Data show that New York City landlords have benefited from high rents and substantial rent increases for decades, including an 8.5% increase at the height of the recession in 2009. While landlords continue to reap profits, rent-stabilized tenants are rent-burdened, with more than 30% paying over 50% of their incomes for rent. Rent freezes mitigate the impacts of a skyrocketing rental market and help maintain more manageable rent-to-income ratios for rent-stabilized tenants, according to the New York City Housing and Vacancy Survey.
Despite protests and testimony from hundreds of tenants at the Rent Guidelines Board hearings held across the city, the board approved rent increases that were slightly higher than last year’s increases. Rents on one-bedroom apartments were increased by 1.5% and two-bedroom apartment rents were increased by 2.5%. The board passed the increases by a 5-4 vote, with tenant representatives voicing their dissent. The rent increases will apply to leases taking effect on or after October 1, 2018.

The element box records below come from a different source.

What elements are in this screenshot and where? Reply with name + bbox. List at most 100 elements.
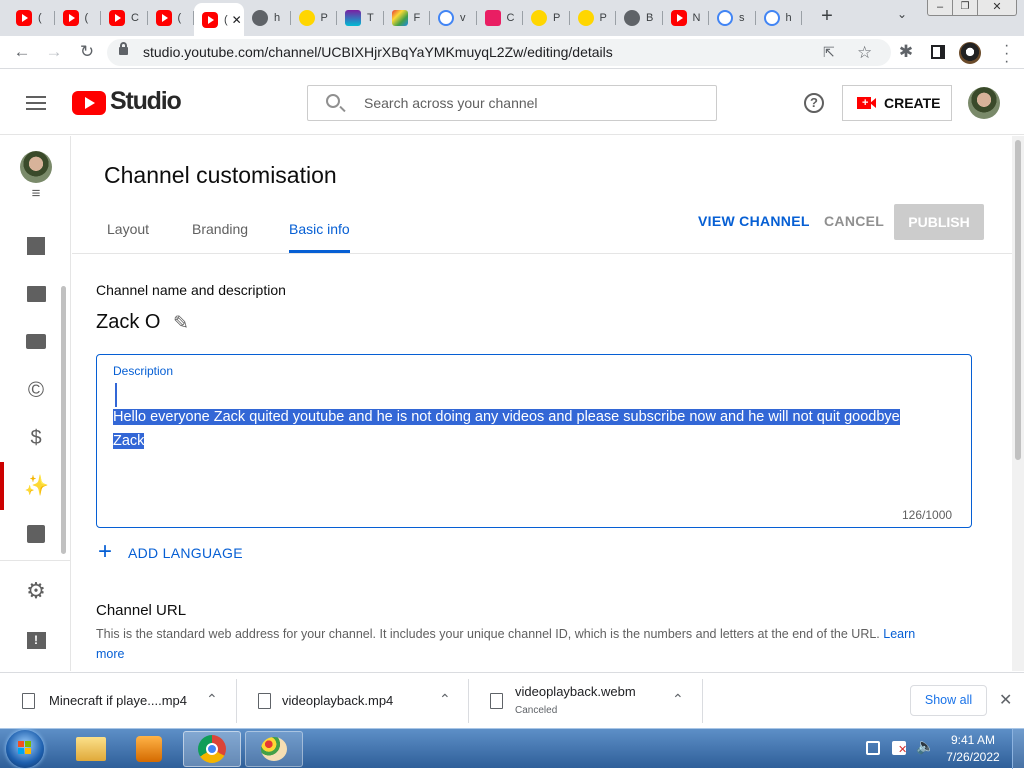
show-desktop-button[interactable] <box>1012 729 1024 769</box>
youtube-favicon-icon <box>62 10 79 26</box>
back-icon[interactable]: ← <box>11 42 33 62</box>
browser-tab[interactable]: ( <box>55 4 101 32</box>
clock-time[interactable]: 9:41 AM <box>950 733 996 747</box>
profile-avatar[interactable] <box>959 42 981 64</box>
page-scrollbar[interactable] <box>1012 136 1024 671</box>
close-tab-icon[interactable]: ✕ <box>232 13 242 27</box>
audio-library-icon[interactable] <box>24 522 48 546</box>
chevron-up-icon[interactable]: ⌃ <box>206 691 218 708</box>
maximize-button[interactable]: ❐ <box>952 0 978 16</box>
tab-title: T <box>367 12 374 24</box>
chrome-taskbar-icon[interactable] <box>183 731 241 767</box>
extensions-icon[interactable]: ✱ <box>895 42 917 62</box>
chrome-menu-icon[interactable]: · · · <box>1004 38 1009 70</box>
tab-search-icon[interactable]: ⌄ <box>897 7 907 21</box>
tab-title: P <box>599 12 607 24</box>
youtube-favicon-icon <box>155 10 172 26</box>
settings-icon[interactable]: ⚙ <box>24 579 48 603</box>
browser-tab[interactable]: P <box>523 4 570 32</box>
page-title: Channel customisation <box>104 162 337 188</box>
clock-date[interactable]: 7/26/2022 <box>944 750 1002 764</box>
download-item[interactable]: Minecraft if playe....mp4 ⌃ <box>0 673 236 729</box>
google-favicon-icon <box>717 10 733 26</box>
chevron-up-icon[interactable]: ⌃ <box>439 691 451 708</box>
action-center-tray-icon[interactable]: ✕ <box>892 741 907 756</box>
channel-avatar[interactable] <box>968 87 1000 119</box>
browser-tab[interactable]: v <box>430 4 477 32</box>
browser-tab[interactable]: (✕ <box>194 3 244 36</box>
tab-title: h <box>274 12 281 24</box>
side-panel-icon[interactable] <box>931 45 945 59</box>
comments-icon[interactable] <box>24 282 48 306</box>
start-button[interactable] <box>6 730 44 768</box>
show-all-button[interactable]: Show all <box>910 685 987 716</box>
channel-name: Zack O <box>96 311 161 333</box>
close-downloads-icon[interactable]: ✕ <box>999 690 1012 710</box>
browser-tab[interactable]: C <box>477 4 523 32</box>
browser-tab[interactable]: ( <box>148 4 194 32</box>
description-field[interactable]: Description Hello everyone Zack quited y… <box>96 354 972 528</box>
browser-tab[interactable]: N <box>663 4 709 32</box>
media-player-taskbar-icon[interactable] <box>120 731 178 767</box>
customisation-icon[interactable]: ✨ <box>24 474 49 498</box>
search-input[interactable]: Search across your channel <box>307 85 717 121</box>
add-language-plus-icon[interactable]: + <box>98 540 112 564</box>
new-tab-button[interactable]: + <box>818 5 836 27</box>
globe-favicon-icon <box>252 10 268 26</box>
sidebar-channel-avatar[interactable] <box>20 151 52 183</box>
tab-title: C <box>506 12 515 24</box>
analytics-icon[interactable] <box>24 234 48 258</box>
reload-icon[interactable]: ↻ <box>76 42 98 62</box>
network-tray-icon[interactable] <box>866 741 880 755</box>
browser-tab[interactable]: P <box>570 4 616 32</box>
tab-title: ( <box>84 12 89 24</box>
description-label: Description <box>113 364 174 378</box>
tab-branding[interactable]: Branding <box>192 221 248 237</box>
browser-toolbar: ← → ↻ studio.youtube.com/channel/UCBIXHj… <box>0 36 1024 70</box>
browser-tab[interactable]: T <box>337 4 384 32</box>
subtitles-icon[interactable] <box>24 330 48 354</box>
browser-tab[interactable]: C <box>101 4 148 32</box>
browser-tab[interactable]: s <box>709 4 756 32</box>
explorer-taskbar-icon[interactable] <box>62 731 120 767</box>
studio-logo-text[interactable]: Studio <box>110 87 182 116</box>
paint-taskbar-icon[interactable] <box>245 731 303 767</box>
page-scrollbar-thumb[interactable] <box>1015 140 1021 460</box>
minimize-button[interactable]: – <box>927 0 953 16</box>
hamburger-menu-icon[interactable] <box>26 96 46 110</box>
feedback-icon[interactable]: ! <box>24 626 48 650</box>
browser-tab[interactable]: F <box>384 4 430 32</box>
download-item[interactable]: videoplayback.webm Canceled ⌃ <box>468 673 702 729</box>
youtube-logo-icon[interactable] <box>72 91 106 115</box>
tab-basic-info[interactable]: Basic info <box>289 221 350 237</box>
browser-tab[interactable]: h <box>244 4 291 32</box>
create-button[interactable]: + CREATE <box>842 85 952 121</box>
tab-layout[interactable]: Layout <box>107 221 149 237</box>
content-icon[interactable]: ≡ <box>24 186 48 212</box>
smiley-favicon-icon <box>531 10 547 26</box>
cancel-button[interactable]: CANCEL <box>824 213 884 229</box>
address-bar[interactable]: studio.youtube.com/channel/UCBIXHjrXBqYa… <box>107 39 891 66</box>
browser-tab[interactable]: P <box>291 4 337 32</box>
share-icon[interactable]: ⇱ <box>823 39 835 66</box>
youtube-favicon-icon <box>670 10 687 26</box>
view-channel-button[interactable]: VIEW CHANNEL <box>698 213 810 229</box>
browser-tab[interactable]: ( <box>8 4 55 32</box>
chevron-up-icon[interactable]: ⌃ <box>672 691 684 708</box>
publish-button[interactable]: PUBLISH <box>894 204 984 240</box>
browser-tab[interactable]: h <box>756 4 802 32</box>
bookmark-star-icon[interactable]: ☆ <box>857 39 872 66</box>
download-item[interactable]: videoplayback.mp4 ⌃ <box>236 673 468 729</box>
copyright-icon[interactable]: © <box>24 378 48 402</box>
help-icon[interactable]: ? <box>804 93 824 113</box>
browser-tab[interactable]: B <box>616 4 663 32</box>
add-language-button[interactable]: ADD LANGUAGE <box>128 545 243 561</box>
description-text[interactable]: Hello everyone Zack quited youtube and h… <box>113 405 933 453</box>
edit-name-pencil-icon[interactable]: ✎ <box>173 312 189 335</box>
close-window-button[interactable]: ✕ <box>977 0 1017 16</box>
sidebar-scrollbar[interactable] <box>61 286 66 554</box>
earn-icon[interactable]: $ <box>24 426 48 450</box>
tt-favicon-icon <box>345 10 361 26</box>
forward-icon[interactable]: → <box>43 42 65 62</box>
volume-tray-icon[interactable]: 🔈 <box>916 737 935 755</box>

“The New York City Rent Guidelines Board has capitulated to the real estate lobby with nothing to back it up,” said Delsenia Glover, director of education and organizing for Tenants & Neighbors. “Tenants are paying in some cases more than 50 percent of their income in rent, especially seniors. Nearly 30 percent of rent stabilized apartments have preferential rents, which means those tenants can get increases anywhere up to the legal regulated rent, which can be up to 10 percent increases or even more in some cases. Do the math. Landlords are making profits.”